Являются ли одиночество, бегство, отречение верным путем к спокойствию? Он знал по себе, что это не так. Вот он всегда молчал, а ему теперь хуже, чем когда бы то ни было. Надо выбирать между молчанием и убийством. Ему казалось, что в обоих случаях это капитуляция. Другого пути он не знал, продолжал говорить н е т и все больше сомневался. Сомнения были в нем, сомнения были в окружающих его людях. Только в фактах можно было не сомневаться. Война продолжалась, преступления продолжались — это были факты. И то, что лишь полная победа над Гитлером положит конец преступлениям, а победу несет с собой Красная Армия, — факт. И вот накануне ее вступления в Бухарест Бузня решил как-то выразить к ней свое отношение. Он не знал как. Ему хотелось высказаться, набросать на бумаге неясные, противоречивые мысли, которые бродили в его уме все эти последние месяцы. Запираясь, в уединенной клетушке редакции, охваченный, как никогда, презрением к окружающей его суете, лицемерию, лжи, он еще не знал, что напишет. Он думал о силе, которая идет с востока, об этих чужих, непонятных людях, которые поднялись после стольких ударов и все-таки пришли сюда, — и вдруг почувствовал зависть. Он никогда не видел советских солдат, но каждый день видел тех, кто боялся их больше всего на свете; он мало знал о Советском Союзе, но отлично знал тех, кто метался сегодня в панике и страхе. И он вдруг почувствовал себя частицей той силы, которая разворошила ненавистный ему муравейник. Так родились неожиданные и для него самого строки: «Как жаль, что я не русский… как жаль, что меня не зовут Сеня…» Потом все пошло быстро и закономерно:
Он писал, чувствуя и радость и грусть, он завидовал тем, кого никогда не видел, грустил о том, что его собственная жизнь прошла в душных клетушках редакции. И в тот самый час, когда директор газеты заканчивал передовую, горбун, собираясь домой, полоскал дурно пахнувший рот «Одолем», репортер подсчитал вероятную выручку от первых шантажей; когда за стенами редакции в сотнях и тысячах бухарестских домов люди ждали утра, строили планы, волновались, думали о будущем; когда за городом на дорогах, идущих с востока, севера и юга, гудели провода, гудела земля и, сонно покачиваясь в такт движению автомашин, пушек, танков, двигались люди, тысячи людей, усталых, запорошенных пылью, спящих на ходу, — «Не спи, старшина, — вот он, уже близко!» — «Кто?» — «Бухарест!» — «А до Берлина далеко?» — в этот час сутулый человек с изможденным лицом и нездоровым блеском в глазах сидел согнувшись над редакционным столом, заваленным старыми гранками, и писал:
Дан Бузня писал стихи и понимал, что он стал другим. Человек, который всегда говорил нет, сказал да.
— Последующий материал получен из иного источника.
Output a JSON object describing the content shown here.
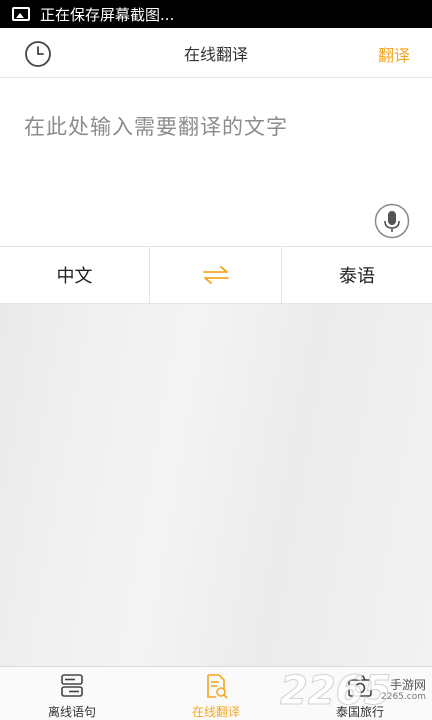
{
  "status_bar": {
    "notification_text": "正在保存屏幕截图..."
  },
  "header": {
    "title": "在线翻译",
    "translate_label": "翻译",
    "accent_color": "#f5a623"
  },
  "input": {
    "placeholder": "在此处输入需要翻译的文字"
  },
  "languages": {
    "source": "中文",
    "target": "泰语"
  },
  "tabs": [
    {
      "label": "离线语句",
      "icon": "phrase-book-icon",
      "active": false
    },
    {
      "label": "在线翻译",
      "icon": "translate-doc-icon",
      "active": true
    },
    {
      "label": "泰国旅行",
      "icon": "camera-icon",
      "active": false
    }
  ],
  "watermark": {
    "number": "2265",
    "site": "手游网",
    "domain": "2265.com"
  }
}
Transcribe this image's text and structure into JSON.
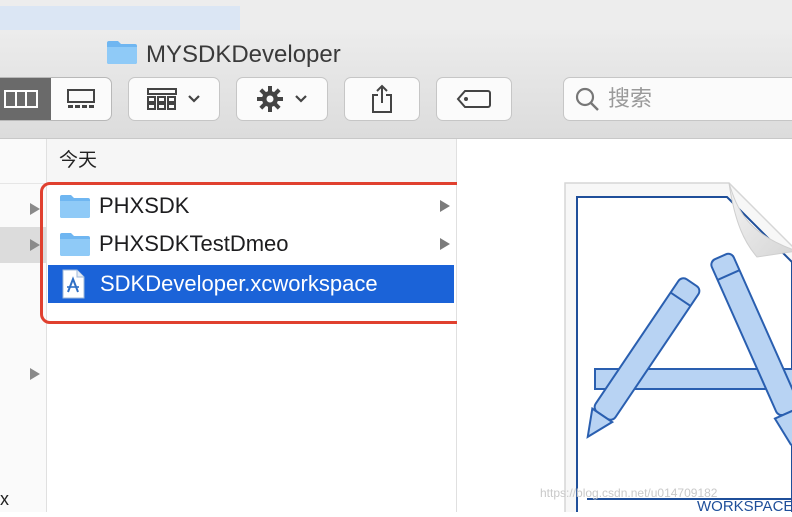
{
  "window": {
    "title": "MYSDKDeveloper",
    "folder_color": "#6fb6f1"
  },
  "toolbar": {
    "view_column": "column-view-icon",
    "view_gallery": "gallery-view-icon",
    "group_icon": "grid-icon",
    "action_icon": "gear-icon",
    "share_icon": "share-icon",
    "tag_icon": "tag-icon"
  },
  "search": {
    "placeholder": "搜索"
  },
  "column": {
    "header": "今天",
    "items": [
      {
        "label": "PHXSDK",
        "type": "folder",
        "has_children": true
      },
      {
        "label": "PHXSDKTestDmeo",
        "type": "folder",
        "has_children": true
      },
      {
        "label": "SDKDeveloper.xcworkspace",
        "type": "workspace",
        "selected": true
      }
    ]
  },
  "left_column": {
    "fragment": "x"
  },
  "preview": {
    "label": "WORKSPACE",
    "accent": "#1b63d8"
  },
  "watermark": "https://blog.csdn.net/u014709182",
  "colors": {
    "selection": "#1b63d8",
    "highlight_box": "#e0402f"
  }
}
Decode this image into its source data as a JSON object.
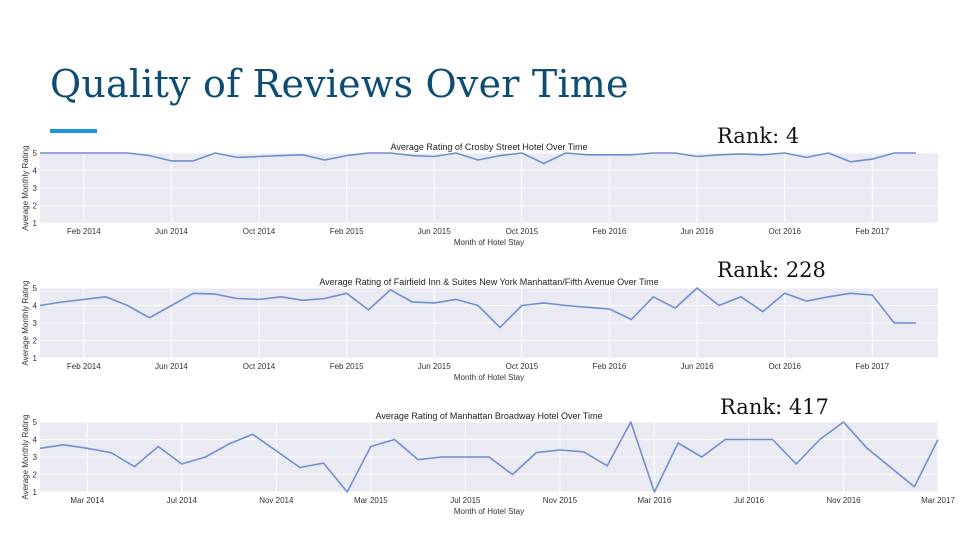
{
  "slide": {
    "title": "Quality of Reviews Over Time",
    "accent_color": "#1a9ad6",
    "title_color": "#0d4c73"
  },
  "ranks": [
    "Rank: 4",
    "Rank: 228",
    "Rank: 417"
  ],
  "chart_data": [
    {
      "type": "line",
      "title": "Average Rating of Crosby Street Hotel Over Time",
      "xlabel": "Month of Hotel Stay",
      "ylabel": "Average Monthly Rating",
      "ylim": [
        1,
        5
      ],
      "yticks": [
        1,
        2,
        3,
        4,
        5
      ],
      "xrange": [
        "2013-12",
        "2017-05"
      ],
      "xticks": [
        {
          "month": "2014-02",
          "label": "Feb 2014"
        },
        {
          "month": "2014-06",
          "label": "Jun 2014"
        },
        {
          "month": "2014-10",
          "label": "Oct 2014"
        },
        {
          "month": "2015-02",
          "label": "Feb 2015"
        },
        {
          "month": "2015-06",
          "label": "Jun 2015"
        },
        {
          "month": "2015-10",
          "label": "Oct 2015"
        },
        {
          "month": "2016-02",
          "label": "Feb 2016"
        },
        {
          "month": "2016-06",
          "label": "Jun 2016"
        },
        {
          "month": "2016-10",
          "label": "Oct 2016"
        },
        {
          "month": "2017-02",
          "label": "Feb 2017"
        }
      ],
      "grid": true,
      "line_color": "#6f8fce",
      "background": "#eaeaf2",
      "x": [
        "2013-12",
        "2014-01",
        "2014-02",
        "2014-03",
        "2014-04",
        "2014-05",
        "2014-06",
        "2014-07",
        "2014-08",
        "2014-09",
        "2014-10",
        "2014-11",
        "2014-12",
        "2015-01",
        "2015-02",
        "2015-03",
        "2015-04",
        "2015-05",
        "2015-06",
        "2015-07",
        "2015-08",
        "2015-09",
        "2015-10",
        "2015-11",
        "2015-12",
        "2016-01",
        "2016-02",
        "2016-03",
        "2016-04",
        "2016-05",
        "2016-06",
        "2016-07",
        "2016-08",
        "2016-09",
        "2016-10",
        "2016-11",
        "2016-12",
        "2017-01",
        "2017-02",
        "2017-03",
        "2017-04"
      ],
      "values": [
        5.0,
        5.0,
        5.0,
        5.0,
        5.0,
        4.85,
        4.55,
        4.55,
        5.0,
        4.75,
        4.8,
        4.85,
        4.9,
        4.6,
        4.85,
        5.0,
        5.0,
        4.85,
        4.8,
        5.0,
        4.6,
        4.85,
        5.0,
        4.4,
        5.0,
        4.9,
        4.9,
        4.9,
        5.0,
        5.0,
        4.8,
        4.9,
        4.95,
        4.9,
        5.0,
        4.75,
        5.0,
        4.5,
        4.65,
        5.0,
        5.0
      ]
    },
    {
      "type": "line",
      "title": "Average Rating of Fairfield Inn & Suites New York Manhattan/Fifth Avenue Over Time",
      "xlabel": "Month of Hotel Stay",
      "ylabel": "Average Monthly Rating",
      "ylim": [
        1,
        5
      ],
      "yticks": [
        1,
        2,
        3,
        4,
        5
      ],
      "xrange": [
        "2013-12",
        "2017-05"
      ],
      "xticks": [
        {
          "month": "2014-02",
          "label": "Feb 2014"
        },
        {
          "month": "2014-06",
          "label": "Jun 2014"
        },
        {
          "month": "2014-10",
          "label": "Oct 2014"
        },
        {
          "month": "2015-02",
          "label": "Feb 2015"
        },
        {
          "month": "2015-06",
          "label": "Jun 2015"
        },
        {
          "month": "2015-10",
          "label": "Oct 2015"
        },
        {
          "month": "2016-02",
          "label": "Feb 2016"
        },
        {
          "month": "2016-06",
          "label": "Jun 2016"
        },
        {
          "month": "2016-10",
          "label": "Oct 2016"
        },
        {
          "month": "2017-02",
          "label": "Feb 2017"
        }
      ],
      "grid": true,
      "line_color": "#6f8fce",
      "background": "#eaeaf2",
      "x": [
        "2013-12",
        "2014-01",
        "2014-02",
        "2014-03",
        "2014-04",
        "2014-05",
        "2014-06",
        "2014-07",
        "2014-08",
        "2014-09",
        "2014-10",
        "2014-11",
        "2014-12",
        "2015-01",
        "2015-02",
        "2015-03",
        "2015-04",
        "2015-05",
        "2015-06",
        "2015-07",
        "2015-08",
        "2015-09",
        "2015-10",
        "2015-11",
        "2015-12",
        "2016-01",
        "2016-02",
        "2016-03",
        "2016-04",
        "2016-05",
        "2016-06",
        "2016-07",
        "2016-08",
        "2016-09",
        "2016-10",
        "2016-11",
        "2016-12",
        "2017-01",
        "2017-02",
        "2017-03",
        "2017-04"
      ],
      "values": [
        4.0,
        4.2,
        4.35,
        4.5,
        4.0,
        3.3,
        4.0,
        4.7,
        4.65,
        4.4,
        4.35,
        4.5,
        4.3,
        4.4,
        4.7,
        3.75,
        4.9,
        4.2,
        4.15,
        4.35,
        4.0,
        2.75,
        4.0,
        4.15,
        4.0,
        3.9,
        3.8,
        3.2,
        4.5,
        3.85,
        5.0,
        4.0,
        4.5,
        3.65,
        4.7,
        4.25,
        4.5,
        4.7,
        4.6,
        3.0,
        3.0
      ]
    },
    {
      "type": "line",
      "title": "Average Rating of Manhattan Broadway Hotel Over Time",
      "xlabel": "Month of Hotel Stay",
      "ylabel": "Average Monthly Rating",
      "ylim": [
        1,
        5
      ],
      "yticks": [
        1,
        2,
        3,
        4,
        5
      ],
      "xrange": [
        "2014-01",
        "2017-03"
      ],
      "xticks": [
        {
          "month": "2014-03",
          "label": "Mar 2014"
        },
        {
          "month": "2014-07",
          "label": "Jul 2014"
        },
        {
          "month": "2014-11",
          "label": "Nov 2014"
        },
        {
          "month": "2015-03",
          "label": "Mar 2015"
        },
        {
          "month": "2015-07",
          "label": "Jul 2015"
        },
        {
          "month": "2015-11",
          "label": "Nov 2015"
        },
        {
          "month": "2016-03",
          "label": "Mar 2016"
        },
        {
          "month": "2016-07",
          "label": "Jul 2016"
        },
        {
          "month": "2016-11",
          "label": "Nov 2016"
        },
        {
          "month": "2017-03",
          "label": "Mar 2017"
        }
      ],
      "grid": true,
      "line_color": "#6f8fce",
      "background": "#eaeaf2",
      "x": [
        "2014-01",
        "2014-02",
        "2014-03",
        "2014-04",
        "2014-05",
        "2014-06",
        "2014-07",
        "2014-08",
        "2014-09",
        "2014-10",
        "2014-11",
        "2014-12",
        "2015-01",
        "2015-02",
        "2015-03",
        "2015-04",
        "2015-05",
        "2015-06",
        "2015-07",
        "2015-08",
        "2015-09",
        "2015-10",
        "2015-11",
        "2015-12",
        "2016-01",
        "2016-02",
        "2016-03",
        "2016-04",
        "2016-05",
        "2016-06",
        "2016-07",
        "2016-08",
        "2016-09",
        "2016-10",
        "2016-11",
        "2016-12",
        "2017-01",
        "2017-02",
        "2017-03"
      ],
      "values": [
        3.5,
        3.7,
        3.5,
        3.25,
        2.45,
        3.6,
        2.6,
        3.0,
        3.75,
        4.3,
        3.35,
        2.4,
        2.65,
        1.0,
        3.6,
        4.0,
        2.85,
        3.0,
        3.0,
        3.0,
        2.0,
        3.25,
        3.4,
        3.3,
        2.5,
        5.0,
        1.0,
        3.8,
        3.0,
        4.0,
        4.0,
        4.0,
        2.6,
        4.0,
        5.0,
        3.5,
        2.4,
        1.3,
        4.0
      ]
    }
  ]
}
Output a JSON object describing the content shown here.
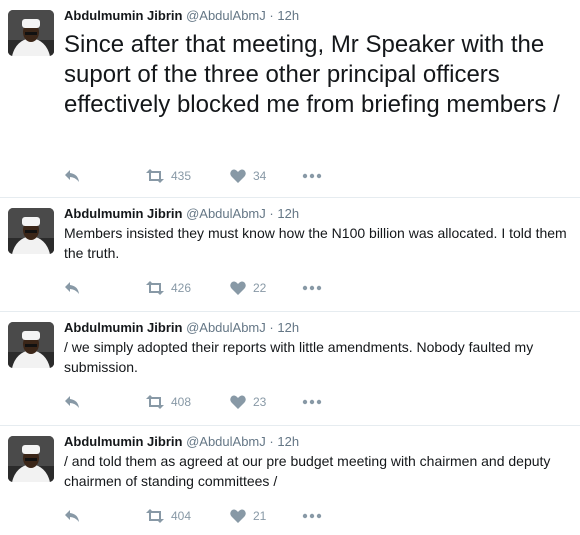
{
  "tweets": [
    {
      "name": "Abdulmumin Jibrin",
      "handle": "@AbdulAbmJ",
      "time": "12h",
      "text": "Since after that meeting, Mr Speaker with the suport of the three other principal officers effectively blocked me from briefing members /",
      "retweets": "435",
      "likes": "34"
    },
    {
      "name": "Abdulmumin Jibrin",
      "handle": "@AbdulAbmJ",
      "time": "12h",
      "text": "Members insisted they must know how the N100 billion was allocated. I told them the truth.",
      "retweets": "426",
      "likes": "22"
    },
    {
      "name": "Abdulmumin Jibrin",
      "handle": "@AbdulAbmJ",
      "time": "12h",
      "text": "/ we simply adopted their reports with little amendments. Nobody faulted my submission.",
      "retweets": "408",
      "likes": "23"
    },
    {
      "name": "Abdulmumin Jibrin",
      "handle": "@AbdulAbmJ",
      "time": "12h",
      "text": "/ and told them as agreed at our pre budget meeting with chairmen and deputy chairmen of standing committees /",
      "retweets": "404",
      "likes": "21"
    }
  ],
  "separator": "·",
  "icons": {
    "reply": "reply-icon",
    "retweet": "retweet-icon",
    "like": "heart-icon",
    "more": "more-icon"
  },
  "colors": {
    "icon": "#8899a6",
    "muted": "#657786",
    "text": "#14171a",
    "border": "#e6ecf0"
  }
}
«…Факты сильнее и быстрее всех попыток зафиксировать их на бумаге. Если осталось хоть одно мгновение, когда наш народ имеет возможность присоединиться к другим народам, ведущим на всей земле битву за свободу, если осталась еще хоть одна минута, то это нынешняя минута. И она последняя»[92].
ГЛАВА ЧЕТВЕРТАЯ
Они столкнулись на углу Сэриндар и Каля Викторией — Мадан как раз подошел к террасе «Военного клуба» и узнал Бузню сразу, но тот смотрел на внезапно выросшую перед ним дородную фигуру, облаченную в светлый костюм, с таким выражением, как будто он увидел призрак.
— Привет, Бузня, — сказал Мадан. — Какая счастливая встреча.